The hamstring victims are still being nursed back having been sidelined since the opening weeks of the season.

Angol is on course to resume training by the end of the month but there is no timescale with Eisa after the winger suffered a recent setback following his brief return to the squad.

The duo’s absence has been a cause of frustration amid City’s indifferent results.

But captain Canavan, who is just back from his own injury, has been trying to keep their spirits up while he was out the team as well.

He said: “It was hard, they’d been out for a couple of weeks before.

“You can tell when people have hit a bit of a lull where they are bored of the monotonous side of doing your rehab.

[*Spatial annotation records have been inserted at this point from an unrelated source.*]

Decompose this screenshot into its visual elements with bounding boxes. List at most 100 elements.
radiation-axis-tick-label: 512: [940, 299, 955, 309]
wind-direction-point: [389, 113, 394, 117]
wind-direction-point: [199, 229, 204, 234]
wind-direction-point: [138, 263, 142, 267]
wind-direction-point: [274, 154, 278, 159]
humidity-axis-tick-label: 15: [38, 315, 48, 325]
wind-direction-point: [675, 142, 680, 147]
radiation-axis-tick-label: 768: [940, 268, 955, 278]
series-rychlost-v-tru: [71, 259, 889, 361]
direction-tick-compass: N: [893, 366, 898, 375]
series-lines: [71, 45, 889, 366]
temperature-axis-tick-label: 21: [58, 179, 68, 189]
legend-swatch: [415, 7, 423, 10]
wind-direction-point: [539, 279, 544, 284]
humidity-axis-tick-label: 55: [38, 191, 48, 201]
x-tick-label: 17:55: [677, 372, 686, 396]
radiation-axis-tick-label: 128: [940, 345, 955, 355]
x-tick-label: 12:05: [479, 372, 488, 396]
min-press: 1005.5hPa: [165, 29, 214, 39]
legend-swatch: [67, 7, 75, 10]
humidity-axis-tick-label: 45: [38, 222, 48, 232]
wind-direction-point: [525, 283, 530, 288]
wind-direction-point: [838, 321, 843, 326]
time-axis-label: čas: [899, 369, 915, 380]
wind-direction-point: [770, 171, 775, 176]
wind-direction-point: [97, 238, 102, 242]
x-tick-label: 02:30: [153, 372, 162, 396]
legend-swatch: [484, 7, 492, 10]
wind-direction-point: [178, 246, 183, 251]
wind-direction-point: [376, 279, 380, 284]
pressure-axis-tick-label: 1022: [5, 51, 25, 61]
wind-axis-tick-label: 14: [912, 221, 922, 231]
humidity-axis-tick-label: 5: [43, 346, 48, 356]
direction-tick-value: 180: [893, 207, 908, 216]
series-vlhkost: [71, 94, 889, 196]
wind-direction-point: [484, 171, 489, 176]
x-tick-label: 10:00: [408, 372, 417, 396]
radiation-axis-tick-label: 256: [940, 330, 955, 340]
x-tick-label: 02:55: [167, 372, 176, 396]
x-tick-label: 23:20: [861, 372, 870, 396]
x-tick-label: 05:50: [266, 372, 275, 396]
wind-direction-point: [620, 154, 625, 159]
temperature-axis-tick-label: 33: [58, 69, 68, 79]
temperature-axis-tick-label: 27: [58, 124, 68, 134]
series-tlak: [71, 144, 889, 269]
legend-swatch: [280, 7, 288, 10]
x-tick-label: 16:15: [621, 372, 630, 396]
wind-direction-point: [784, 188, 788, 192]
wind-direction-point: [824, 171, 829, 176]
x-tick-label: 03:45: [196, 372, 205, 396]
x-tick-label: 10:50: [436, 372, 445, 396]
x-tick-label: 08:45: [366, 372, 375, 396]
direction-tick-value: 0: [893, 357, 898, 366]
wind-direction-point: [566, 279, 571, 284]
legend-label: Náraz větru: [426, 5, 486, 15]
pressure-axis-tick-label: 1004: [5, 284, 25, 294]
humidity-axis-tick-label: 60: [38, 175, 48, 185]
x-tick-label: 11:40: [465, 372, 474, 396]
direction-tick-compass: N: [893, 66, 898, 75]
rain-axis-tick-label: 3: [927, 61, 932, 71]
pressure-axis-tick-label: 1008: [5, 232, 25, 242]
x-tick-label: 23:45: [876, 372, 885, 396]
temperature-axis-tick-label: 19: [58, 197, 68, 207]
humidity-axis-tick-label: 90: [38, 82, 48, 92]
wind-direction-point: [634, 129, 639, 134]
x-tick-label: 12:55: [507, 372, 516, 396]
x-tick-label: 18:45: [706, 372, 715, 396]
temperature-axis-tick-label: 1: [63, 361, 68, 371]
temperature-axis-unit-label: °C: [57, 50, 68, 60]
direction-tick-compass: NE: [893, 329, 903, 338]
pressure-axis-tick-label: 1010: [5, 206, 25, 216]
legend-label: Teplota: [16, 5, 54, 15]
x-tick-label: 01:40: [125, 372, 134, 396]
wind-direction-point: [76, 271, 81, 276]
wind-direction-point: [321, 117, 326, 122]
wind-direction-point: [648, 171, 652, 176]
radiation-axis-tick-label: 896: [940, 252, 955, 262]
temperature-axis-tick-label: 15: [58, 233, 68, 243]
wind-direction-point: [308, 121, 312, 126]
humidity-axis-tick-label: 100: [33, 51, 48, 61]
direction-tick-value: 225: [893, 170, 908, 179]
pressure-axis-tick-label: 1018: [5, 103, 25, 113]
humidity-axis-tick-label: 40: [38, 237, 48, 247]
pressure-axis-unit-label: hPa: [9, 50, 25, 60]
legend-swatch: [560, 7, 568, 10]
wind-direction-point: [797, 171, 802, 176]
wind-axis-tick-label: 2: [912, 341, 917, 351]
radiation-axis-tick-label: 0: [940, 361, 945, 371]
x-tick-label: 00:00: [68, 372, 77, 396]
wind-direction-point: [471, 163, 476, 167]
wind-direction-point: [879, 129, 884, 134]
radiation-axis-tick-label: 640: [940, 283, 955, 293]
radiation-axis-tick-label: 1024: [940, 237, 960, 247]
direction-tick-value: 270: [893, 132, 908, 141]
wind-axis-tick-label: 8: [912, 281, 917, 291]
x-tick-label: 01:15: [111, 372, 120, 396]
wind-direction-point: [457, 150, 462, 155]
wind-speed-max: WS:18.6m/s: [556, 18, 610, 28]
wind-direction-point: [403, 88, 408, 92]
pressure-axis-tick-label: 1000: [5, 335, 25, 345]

“You just try and have a bit of a laugh. We come up with different things to do and put some games in there to make it more fun.

“You do whatever you can that changes the flow of what the days have been.

“You’re basically winding each other up. But that’s how you get through it – you take the mickey and try to build little bonds with people.

“You’ll have to ask them if they appreciated it! There were probably times when they just want you to shut up and go away.

“But hopefully that happy atmosphere translates through the building and keeps people’s minds on the bigger picture.”

Eisa has not kicked a ball since the Carabao Cup first-round tie against Nottingham Forest.

He was named on the bench in City’s last away game at Newport a fortnight ago but then felt a twinge during a training warm-up a few days later.

Angol’s impressive start with the club was brought to a sudden halt four games in with a similar problem to the one that forced him to miss most of the second half of last season with Leyton Orient.

Canavan added: “Lee and Eis are both away from home but they live near each other so it’s probably been a bit of a comfort for the two of them going through a similar process.

“Hopefully there’s light at the end of the tunnel. They’ve always been upbeat from when I was in there.

“If you’d asked them to train, they would have done so even though they weren’t ready.

“The pair of them are both eager to get back involved.

“Sometimes that can be as much of a hindrance because you push things a little bit more than you should at times. But you certainly wouldn’t want to take that out of either of them.

“They seem in good spirits. Eis maybe feels he’s gone back a few steps from being in and then dropping out, but hopefully that’s saved us from anything that was potentially going to be worse.”